We spent a few hours driving the 17 Mile Drive and eating at Stillwater in the Lodge on the weekend. Now we think we want to spend three days in the area and play a couple of the courses. Anyone have any advice in wehter there are deals to be had during the off season? If there is one.

We would love to play Pebble but would like to avoid the tourist show with the photographer on the 18th etc. Is this possible?


----------



## Andy (Aug 25, 2002)

David:

I've had several friends play Pebble and talk about it. It's expensive and you must have a caddy. But for me it doesn't sound like a good value. However having a drink in the bar .....!!!

We had a great time at the Ft. Ord courses (Bayonet and Black Horse) but can't right the minute remember the names and the oldest golf course in California is Del Monte and fun.

For shopping try Khaki's (Monterey) and the Robert Talbot store (Carmel).


----------



## David J. Cooper (Apr 26, 2010)

Thanks Andy. I was hoping you would post on this. The course I really want to play is the Links at Spanish Bay and the green fees are half the price of Pebble. 

Bayonet was on my radar but we stayed close to our base for this trip, Pleasanton, we played Wente once and Callippe Preserve twice. Callippe is a great place and is 10% the cost of Pebble.

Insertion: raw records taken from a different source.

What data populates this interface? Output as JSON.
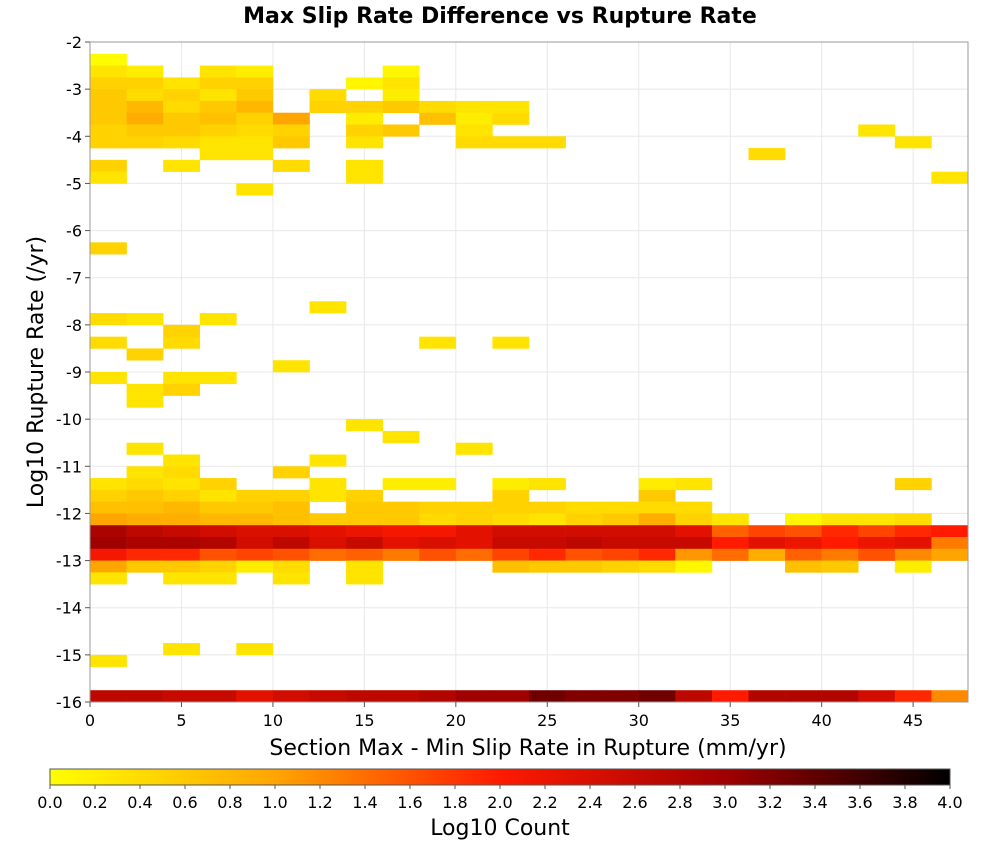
{
  "chart_data": {
    "type": "heatmap",
    "title": "Max Slip Rate Difference vs Rupture Rate",
    "xlabel": "Section Max - Min Slip Rate in Rupture (mm/yr)",
    "ylabel": "Log10 Rupture Rate (/yr)",
    "colorbar_label": "Log10 Count",
    "xlim": [
      0,
      48
    ],
    "ylim": [
      -16,
      -2
    ],
    "x_ticks": [
      0,
      5,
      10,
      15,
      20,
      25,
      30,
      35,
      40,
      45
    ],
    "y_ticks": [
      -2,
      -3,
      -4,
      -5,
      -6,
      -7,
      -8,
      -9,
      -10,
      -11,
      -12,
      -13,
      -14,
      -15,
      -16
    ],
    "colorbar_ticks": [
      "0.0",
      "0.2",
      "0.4",
      "0.6",
      "0.8",
      "1.0",
      "1.2",
      "1.4",
      "1.6",
      "1.8",
      "2.0",
      "2.2",
      "2.4",
      "2.6",
      "2.8",
      "3.0",
      "3.2",
      "3.4",
      "3.6",
      "3.8",
      "4.0"
    ],
    "colorscale": {
      "min": 0,
      "max": 4,
      "stops": [
        "#ffff00",
        "#ffa500",
        "#ff1a00",
        "#a00000",
        "#000000"
      ]
    },
    "grid": true,
    "bin_width_x": 2,
    "bin_height_y": 0.25,
    "cells": [
      [
        0,
        -2.25,
        0.05
      ],
      [
        0,
        -2.5,
        0.3
      ],
      [
        2,
        -2.5,
        0.2
      ],
      [
        6,
        -2.5,
        0.3
      ],
      [
        8,
        -2.5,
        0.2
      ],
      [
        16,
        -2.5,
        0.1
      ],
      [
        0,
        -2.75,
        0.5
      ],
      [
        2,
        -2.75,
        0.5
      ],
      [
        4,
        -2.75,
        0.3
      ],
      [
        6,
        -2.75,
        0.5
      ],
      [
        8,
        -2.75,
        0.5
      ],
      [
        14,
        -2.75,
        0.1
      ],
      [
        16,
        -2.75,
        0.3
      ],
      [
        0,
        -3.0,
        0.6
      ],
      [
        2,
        -3.0,
        0.4
      ],
      [
        4,
        -3.0,
        0.5
      ],
      [
        6,
        -3.0,
        0.3
      ],
      [
        8,
        -3.0,
        0.6
      ],
      [
        12,
        -3.0,
        0.4
      ],
      [
        16,
        -3.0,
        0.2
      ],
      [
        0,
        -3.25,
        0.6
      ],
      [
        2,
        -3.25,
        0.8
      ],
      [
        4,
        -3.25,
        0.4
      ],
      [
        6,
        -3.25,
        0.6
      ],
      [
        8,
        -3.25,
        0.8
      ],
      [
        12,
        -3.25,
        0.5
      ],
      [
        14,
        -3.25,
        0.5
      ],
      [
        16,
        -3.25,
        0.6
      ],
      [
        18,
        -3.25,
        0.4
      ],
      [
        20,
        -3.25,
        0.3
      ],
      [
        22,
        -3.25,
        0.3
      ],
      [
        0,
        -3.5,
        0.6
      ],
      [
        2,
        -3.5,
        0.9
      ],
      [
        4,
        -3.5,
        0.6
      ],
      [
        6,
        -3.5,
        0.7
      ],
      [
        8,
        -3.5,
        0.5
      ],
      [
        10,
        -3.5,
        1.0
      ],
      [
        14,
        -3.5,
        0.2
      ],
      [
        18,
        -3.5,
        0.7
      ],
      [
        20,
        -3.5,
        0.2
      ],
      [
        22,
        -3.5,
        0.4
      ],
      [
        0,
        -3.75,
        0.5
      ],
      [
        2,
        -3.75,
        0.6
      ],
      [
        4,
        -3.75,
        0.6
      ],
      [
        6,
        -3.75,
        0.5
      ],
      [
        8,
        -3.75,
        0.4
      ],
      [
        10,
        -3.75,
        0.5
      ],
      [
        14,
        -3.75,
        0.5
      ],
      [
        16,
        -3.75,
        0.6
      ],
      [
        20,
        -3.75,
        0.3
      ],
      [
        42,
        -3.75,
        0.3
      ],
      [
        0,
        -4.0,
        0.5
      ],
      [
        2,
        -4.0,
        0.5
      ],
      [
        4,
        -4.0,
        0.4
      ],
      [
        6,
        -4.0,
        0.3
      ],
      [
        8,
        -4.0,
        0.3
      ],
      [
        10,
        -4.0,
        0.6
      ],
      [
        14,
        -4.0,
        0.3
      ],
      [
        20,
        -4.0,
        0.4
      ],
      [
        22,
        -4.0,
        0.4
      ],
      [
        24,
        -4.0,
        0.4
      ],
      [
        44,
        -4.0,
        0.3
      ],
      [
        6,
        -4.25,
        0.3
      ],
      [
        8,
        -4.25,
        0.3
      ],
      [
        36,
        -4.25,
        0.4
      ],
      [
        0,
        -4.5,
        0.5
      ],
      [
        4,
        -4.5,
        0.3
      ],
      [
        10,
        -4.5,
        0.4
      ],
      [
        14,
        -4.5,
        0.3
      ],
      [
        0,
        -4.75,
        0.3
      ],
      [
        14,
        -4.75,
        0.3
      ],
      [
        46,
        -4.75,
        0.3
      ],
      [
        8,
        -5.0,
        0.3
      ],
      [
        0,
        -6.25,
        0.5
      ],
      [
        12,
        -7.5,
        0.3
      ],
      [
        0,
        -7.75,
        0.4
      ],
      [
        2,
        -7.75,
        0.3
      ],
      [
        6,
        -7.75,
        0.3
      ],
      [
        4,
        -8.0,
        0.5
      ],
      [
        0,
        -8.25,
        0.4
      ],
      [
        4,
        -8.25,
        0.4
      ],
      [
        18,
        -8.25,
        0.3
      ],
      [
        22,
        -8.25,
        0.3
      ],
      [
        2,
        -8.5,
        0.5
      ],
      [
        10,
        -8.75,
        0.3
      ],
      [
        0,
        -9.0,
        0.3
      ],
      [
        4,
        -9.0,
        0.3
      ],
      [
        6,
        -9.0,
        0.3
      ],
      [
        2,
        -9.25,
        0.3
      ],
      [
        4,
        -9.25,
        0.5
      ],
      [
        2,
        -9.5,
        0.3
      ],
      [
        14,
        -10.0,
        0.3
      ],
      [
        16,
        -10.25,
        0.3
      ],
      [
        2,
        -10.5,
        0.3
      ],
      [
        20,
        -10.5,
        0.3
      ],
      [
        4,
        -10.75,
        0.3
      ],
      [
        12,
        -10.75,
        0.3
      ],
      [
        2,
        -11.0,
        0.3
      ],
      [
        4,
        -11.0,
        0.4
      ],
      [
        10,
        -11.0,
        0.5
      ],
      [
        0,
        -11.25,
        0.3
      ],
      [
        2,
        -11.25,
        0.4
      ],
      [
        4,
        -11.25,
        0.3
      ],
      [
        6,
        -11.25,
        0.5
      ],
      [
        12,
        -11.25,
        0.3
      ],
      [
        16,
        -11.25,
        0.2
      ],
      [
        18,
        -11.25,
        0.2
      ],
      [
        22,
        -11.25,
        0.2
      ],
      [
        24,
        -11.25,
        0.3
      ],
      [
        30,
        -11.25,
        0.2
      ],
      [
        32,
        -11.25,
        0.3
      ],
      [
        44,
        -11.25,
        0.5
      ],
      [
        0,
        -11.5,
        0.5
      ],
      [
        2,
        -11.5,
        0.6
      ],
      [
        4,
        -11.5,
        0.5
      ],
      [
        6,
        -11.5,
        0.3
      ],
      [
        8,
        -11.5,
        0.5
      ],
      [
        10,
        -11.5,
        0.5
      ],
      [
        12,
        -11.5,
        0.3
      ],
      [
        14,
        -11.5,
        0.5
      ],
      [
        22,
        -11.5,
        0.5
      ],
      [
        30,
        -11.5,
        0.6
      ],
      [
        0,
        -11.75,
        0.7
      ],
      [
        2,
        -11.75,
        0.7
      ],
      [
        4,
        -11.75,
        0.8
      ],
      [
        6,
        -11.75,
        0.6
      ],
      [
        8,
        -11.75,
        0.6
      ],
      [
        10,
        -11.75,
        0.7
      ],
      [
        14,
        -11.75,
        0.6
      ],
      [
        16,
        -11.75,
        0.6
      ],
      [
        18,
        -11.75,
        0.5
      ],
      [
        20,
        -11.75,
        0.5
      ],
      [
        22,
        -11.75,
        0.5
      ],
      [
        24,
        -11.75,
        0.5
      ],
      [
        26,
        -11.75,
        0.4
      ],
      [
        28,
        -11.75,
        0.4
      ],
      [
        30,
        -11.75,
        0.4
      ],
      [
        32,
        -11.75,
        0.4
      ],
      [
        0,
        -12.0,
        1.0
      ],
      [
        2,
        -12.0,
        0.9
      ],
      [
        4,
        -12.0,
        0.9
      ],
      [
        6,
        -12.0,
        0.8
      ],
      [
        8,
        -12.0,
        0.8
      ],
      [
        10,
        -12.0,
        0.7
      ],
      [
        12,
        -12.0,
        0.6
      ],
      [
        14,
        -12.0,
        0.6
      ],
      [
        16,
        -12.0,
        0.6
      ],
      [
        18,
        -12.0,
        0.4
      ],
      [
        20,
        -12.0,
        0.5
      ],
      [
        22,
        -12.0,
        0.4
      ],
      [
        24,
        -12.0,
        0.3
      ],
      [
        26,
        -12.0,
        0.5
      ],
      [
        28,
        -12.0,
        0.6
      ],
      [
        30,
        -12.0,
        0.9
      ],
      [
        32,
        -12.0,
        0.5
      ],
      [
        34,
        -12.0,
        0.3
      ],
      [
        38,
        -12.0,
        0.1
      ],
      [
        40,
        -12.0,
        0.3
      ],
      [
        42,
        -12.0,
        0.3
      ],
      [
        44,
        -12.0,
        0.4
      ],
      [
        0,
        -12.25,
        2.9
      ],
      [
        2,
        -12.25,
        2.7
      ],
      [
        4,
        -12.25,
        2.6
      ],
      [
        6,
        -12.25,
        2.5
      ],
      [
        8,
        -12.25,
        2.4
      ],
      [
        10,
        -12.25,
        2.4
      ],
      [
        12,
        -12.25,
        2.3
      ],
      [
        14,
        -12.25,
        2.2
      ],
      [
        16,
        -12.25,
        2.1
      ],
      [
        18,
        -12.25,
        2.1
      ],
      [
        20,
        -12.25,
        2.3
      ],
      [
        22,
        -12.25,
        2.5
      ],
      [
        24,
        -12.25,
        2.5
      ],
      [
        26,
        -12.25,
        2.5
      ],
      [
        28,
        -12.25,
        2.5
      ],
      [
        30,
        -12.25,
        2.5
      ],
      [
        32,
        -12.25,
        2.3
      ],
      [
        34,
        -12.25,
        1.5
      ],
      [
        36,
        -12.25,
        1.7
      ],
      [
        38,
        -12.25,
        1.6
      ],
      [
        40,
        -12.25,
        1.9
      ],
      [
        42,
        -12.25,
        1.7
      ],
      [
        44,
        -12.25,
        1.9
      ],
      [
        46,
        -12.25,
        2.0
      ],
      [
        0,
        -12.5,
        3.0
      ],
      [
        2,
        -12.5,
        2.9
      ],
      [
        4,
        -12.5,
        2.9
      ],
      [
        6,
        -12.5,
        2.8
      ],
      [
        8,
        -12.5,
        2.5
      ],
      [
        10,
        -12.5,
        2.7
      ],
      [
        12,
        -12.5,
        2.4
      ],
      [
        14,
        -12.5,
        2.6
      ],
      [
        16,
        -12.5,
        2.3
      ],
      [
        18,
        -12.5,
        2.4
      ],
      [
        20,
        -12.5,
        2.3
      ],
      [
        22,
        -12.5,
        2.6
      ],
      [
        24,
        -12.5,
        2.6
      ],
      [
        26,
        -12.5,
        2.7
      ],
      [
        28,
        -12.5,
        2.6
      ],
      [
        30,
        -12.5,
        2.6
      ],
      [
        32,
        -12.5,
        2.6
      ],
      [
        34,
        -12.5,
        2.0
      ],
      [
        36,
        -12.5,
        2.3
      ],
      [
        38,
        -12.5,
        2.2
      ],
      [
        40,
        -12.5,
        2.0
      ],
      [
        42,
        -12.5,
        2.2
      ],
      [
        44,
        -12.5,
        2.3
      ],
      [
        46,
        -12.5,
        1.3
      ],
      [
        0,
        -12.75,
        2.1
      ],
      [
        2,
        -12.75,
        1.9
      ],
      [
        4,
        -12.75,
        1.9
      ],
      [
        6,
        -12.75,
        1.6
      ],
      [
        8,
        -12.75,
        1.7
      ],
      [
        10,
        -12.75,
        1.6
      ],
      [
        12,
        -12.75,
        1.4
      ],
      [
        14,
        -12.75,
        1.5
      ],
      [
        16,
        -12.75,
        1.3
      ],
      [
        18,
        -12.75,
        1.6
      ],
      [
        20,
        -12.75,
        1.4
      ],
      [
        22,
        -12.75,
        1.7
      ],
      [
        24,
        -12.75,
        1.9
      ],
      [
        26,
        -12.75,
        1.6
      ],
      [
        28,
        -12.75,
        1.7
      ],
      [
        30,
        -12.75,
        1.9
      ],
      [
        32,
        -12.75,
        1.1
      ],
      [
        34,
        -12.75,
        1.4
      ],
      [
        36,
        -12.75,
        0.9
      ],
      [
        38,
        -12.75,
        1.5
      ],
      [
        40,
        -12.75,
        1.3
      ],
      [
        42,
        -12.75,
        1.6
      ],
      [
        44,
        -12.75,
        1.2
      ],
      [
        46,
        -12.75,
        1.0
      ],
      [
        0,
        -13.0,
        1.0
      ],
      [
        2,
        -13.0,
        0.6
      ],
      [
        4,
        -13.0,
        0.6
      ],
      [
        6,
        -13.0,
        0.5
      ],
      [
        8,
        -13.0,
        0.2
      ],
      [
        10,
        -13.0,
        0.4
      ],
      [
        14,
        -13.0,
        0.3
      ],
      [
        22,
        -13.0,
        0.7
      ],
      [
        24,
        -13.0,
        0.6
      ],
      [
        26,
        -13.0,
        0.6
      ],
      [
        28,
        -13.0,
        0.5
      ],
      [
        30,
        -13.0,
        0.4
      ],
      [
        32,
        -13.0,
        0.1
      ],
      [
        38,
        -13.0,
        0.7
      ],
      [
        40,
        -13.0,
        0.6
      ],
      [
        44,
        -13.0,
        0.2
      ],
      [
        0,
        -13.25,
        0.3
      ],
      [
        4,
        -13.25,
        0.3
      ],
      [
        6,
        -13.25,
        0.3
      ],
      [
        10,
        -13.25,
        0.3
      ],
      [
        14,
        -13.25,
        0.3
      ],
      [
        4,
        -14.75,
        0.3
      ],
      [
        8,
        -14.75,
        0.3
      ],
      [
        0,
        -15.0,
        0.3
      ],
      [
        0,
        -15.75,
        2.7
      ],
      [
        2,
        -15.75,
        2.7
      ],
      [
        4,
        -15.75,
        2.6
      ],
      [
        6,
        -15.75,
        2.6
      ],
      [
        8,
        -15.75,
        2.3
      ],
      [
        10,
        -15.75,
        2.5
      ],
      [
        12,
        -15.75,
        2.6
      ],
      [
        14,
        -15.75,
        2.7
      ],
      [
        16,
        -15.75,
        2.7
      ],
      [
        18,
        -15.75,
        2.8
      ],
      [
        20,
        -15.75,
        3.0
      ],
      [
        22,
        -15.75,
        3.0
      ],
      [
        24,
        -15.75,
        3.3
      ],
      [
        26,
        -15.75,
        3.2
      ],
      [
        28,
        -15.75,
        3.2
      ],
      [
        30,
        -15.75,
        3.3
      ],
      [
        32,
        -15.75,
        2.7
      ],
      [
        34,
        -15.75,
        2.0
      ],
      [
        36,
        -15.75,
        2.8
      ],
      [
        38,
        -15.75,
        2.8
      ],
      [
        40,
        -15.75,
        2.8
      ],
      [
        42,
        -15.75,
        2.5
      ],
      [
        44,
        -15.75,
        1.9
      ],
      [
        46,
        -15.75,
        1.2
      ]
    ]
  }
}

Still, it would be cool to play Pebble Beach.


----------



## forni (Aug 24, 2012)

I think you made a good decision with Wente and Calippe.


----------



## David J. Cooper (Apr 26, 2010)

forni. There are a lot of nice courses in the area that charge less then $100. I think the people who play Pebble do it for reasons other then the actual game.


----------